During the reign of Louis XIV, the known world was divided into four continents. Their representation in paintings, sculptures and tapestries formed an essential part of life in the royal residences, becoming a symbol of the king's power and worldwide fame. One of the most representative examples of this fashion is the staircase d'apparât in the Palace of Versailles decorated as it was with tapestries and paintings on the theme of the Four Continents. It was designed to impress noble visitors and foreign embassies alike with the extent of the king's knowledge and to proclaim Versailles as the new crossroads of the world.

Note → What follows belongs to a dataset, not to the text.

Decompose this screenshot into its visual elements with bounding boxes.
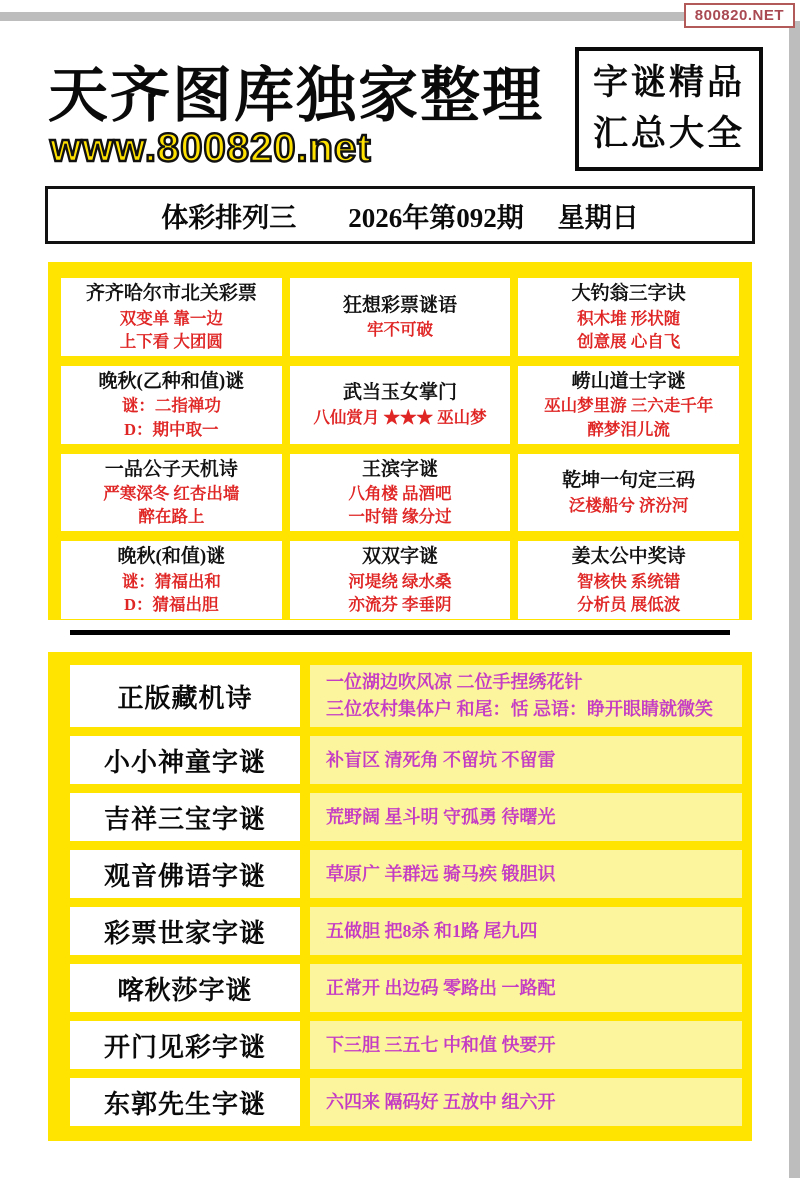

Based on a set of conventions, the iconography used to represent the four continents made them instantly recognisable. Europe takes the form of a draped woman wearing an ancient helmet, usually armed with a spear and shield and flanked by a horse, a direct reference to Greece and Alexander the Great, as well as to the equestrian art form so intimately linked to the nobility and military. America was represented by a nude woman wearing a crown of feathers and a loincloth, usually armed with a bow and quiver and here accompanied by an eagle, which was then believed to exist only on this continent. Africa is represented by a black woman accompanied by a lion or an elephant, occasionally carrying a bow or cornucopia in reference to the Nile and the major rivers. Asia is depicted as a woman carrying a fragrant jar, a wisp of incense smoke rising from it into the air, accompanied by a camel or dromedary as a symbol of the desert but here depicted with an elephant head.
In the Amphitheatre in the garden of the Grand Trianon at Versailles are two marble busts depicting continents which are closely similar in detail to the present busts. These busts were likely installed during the reign of Louis XIV. They can also be related to the marble sculptures representing the Four Continents ordered by Charles Le Brun during the Grande Commande of 1674, when major works were commissioned for the gardens of the Palace of Versailles (parterre Nord, see Pincas, loc. cit.), and to two further French marble busts depicting Africa and America dating from the second quarter of the 18th century, later acquired by Baron Ferdinand de Rothschild for Waddesdon Manor.
The closest comparisons in style, iconography, scale and surface are four white-painted wood busts of the continents sold from the collection of Yves Saint Laurent and Pierre Bergé at Christie's, Paris, 25 February 2009, lot 404 (841,000 Euros). It is also interesting to note that these had similar thin, long-stemmed socles to the present busts.